Who wants the grief? Who wants the angry e-mails? Who wants calls in the middle of the night from Cletus in Tallahassee?
Because that's what this week of fun in the -- son-of-a-bleep we're stuck in a conference room -- is all about.
Rounding up a new set of voters to blame for the BCS.
The game's I-A commissioners gather in Scottsdale, Ariz., this week for the annual BCS meetings to rework the now seven-year old process. Again. A bedrock of the BCS, the Associated Press poll, is no longer a part of that process. The most trusted poll on the planet is R.I.P. -- relaxing in peace.
Its relevance might be diminished but at least its conscience will be clear. AP's clients won't be perceived as de facto distributors of $150 million in annual bowl money. Or at least not as much.

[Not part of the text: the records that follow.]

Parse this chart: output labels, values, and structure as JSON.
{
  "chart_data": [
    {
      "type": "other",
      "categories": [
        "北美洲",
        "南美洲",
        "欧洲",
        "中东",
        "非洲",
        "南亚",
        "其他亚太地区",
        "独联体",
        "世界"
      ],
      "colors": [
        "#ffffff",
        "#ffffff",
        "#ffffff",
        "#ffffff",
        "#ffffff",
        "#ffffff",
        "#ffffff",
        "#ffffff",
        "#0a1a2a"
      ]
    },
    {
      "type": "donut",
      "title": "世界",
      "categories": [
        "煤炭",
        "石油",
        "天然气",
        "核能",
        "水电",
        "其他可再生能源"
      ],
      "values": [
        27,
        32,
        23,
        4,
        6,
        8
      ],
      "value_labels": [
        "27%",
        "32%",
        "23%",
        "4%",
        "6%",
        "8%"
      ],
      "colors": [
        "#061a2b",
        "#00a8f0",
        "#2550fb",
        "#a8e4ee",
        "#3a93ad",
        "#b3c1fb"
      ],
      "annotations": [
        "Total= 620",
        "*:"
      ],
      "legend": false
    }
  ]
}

Now the question becomes, who's in line to get the Jane Fonda treatment? In other words, the latest round of humans to be rounded up to form the BCS' poll better be ready to be spat upon. Or woken up at midnight, or attacked on the Internet, or worse.
The commissioners will hear presentations from the National Association of Collegiate Directors of Athletics (NACDA) and National Football Foundation. It seems one or both will contribute to a hybrid human poll to replace AP.
There is talk of a mix of retired college administrators, athletic directors and media. But do the commissioners really know what they're doing? Do the new voters people really know what they're getting into?
They will become public figures like they never were before. We're talking J.J. Redick level here. Haters of the Duke guard caused him to change his cell phone number four times. What do you think tech-savvy BCS haters are apt to do?
Mobile Register columnist Neal McCready drew attention to himself -- maybe that was the point -- by ranking Texas No. 9 going into the final weekend of the season. That was the lowest position of any of the 65 AP voters.
Until moving Texas up dramatically at the end of the season, he was the scourge of the Lone Star State.
Paul Gattis of the Huntsville Times, tired of an Auburn outcry over his voting the Tigers No. 3, wrote a witty, well-crafted column poking fun at get-a-life fans. He was admonished in print by his editor for being insensitive.